[llvm] [AArch64] Neoverse V1 scheduling info (PR #126707)
via llvm-commits
llvm-commits at lists.llvm.org
Tue Feb 11 02:11:27 PST 2025
llvmbot wrote:
<!--LLVM PR SUMMARY COMMENT-->
@llvm/pr-subscribers-backend-aarch64
Author: Julien Villette (jvillette38)
<details>
<summary>Changes</summary>
This PR fixes scheduling model for the Neoverse V1. All information is taken from the Neoverse V1 Software Optimisation Guide:
https://developer.arm.com/documentation/pjdoc466751330-9685/6-0
Changes:
- micro operations are reduced to maximum 3 and respect the number of max issues.
- use ReleaseAtCycles to specify throughput
- fix bypass latencies
- fix some latencies/throughput
Consider conflicts between SVE and ASIMD instructions.
Software Optimization Guide:
Maximum issue bandwidth is sustained using one of the following combinations:
• 2 SVE Uops.
• 4 ASIMD Uops.
• 1 SVE Uop on V0 and 2 ASIMD Uops on VX13.
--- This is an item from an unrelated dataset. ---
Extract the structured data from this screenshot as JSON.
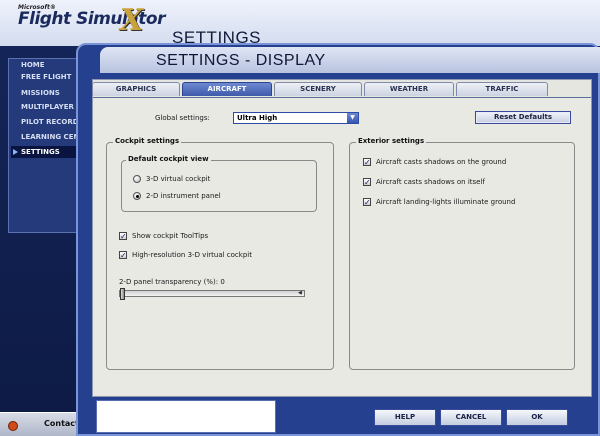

• 1 SVE Uop on V1 and 2 ASIMD Uops on V02.
This merge request depends on #<!-- -->126703 due to new test: llvm/test/tools/llvm-mca/AArch64/Neoverse/V1-scheduling-info.s.
This test reports all scheduling information changes from this patch if compared with the version of #<!-- -->126703.
@<!-- -->Rin18 may be interested.
---
Patch is 2.95 MiB, truncated to 20.00 KiB below, full version: https://github.com/llvm/llvm-project/pull/126707.diff
11 Files Affected:
- (modified) llvm/lib/Target/AArch64/AArch64SchedNeoverseV1.td (+797-598)
- (modified) llvm/lib/Target/AArch64/AArch64SchedPredNeoverse.td (+43)
- (modified) llvm/lib/Target/AArch64/AArch64SchedPredicates.td (+31-3)
- (modified) llvm/test/tools/llvm-mca/AArch64/Neoverse/512tvb-sve-instructions.s (+3-3)
- (modified) llvm/test/tools/llvm-mca/AArch64/Neoverse/V1-basic-instructions.s (+388-388)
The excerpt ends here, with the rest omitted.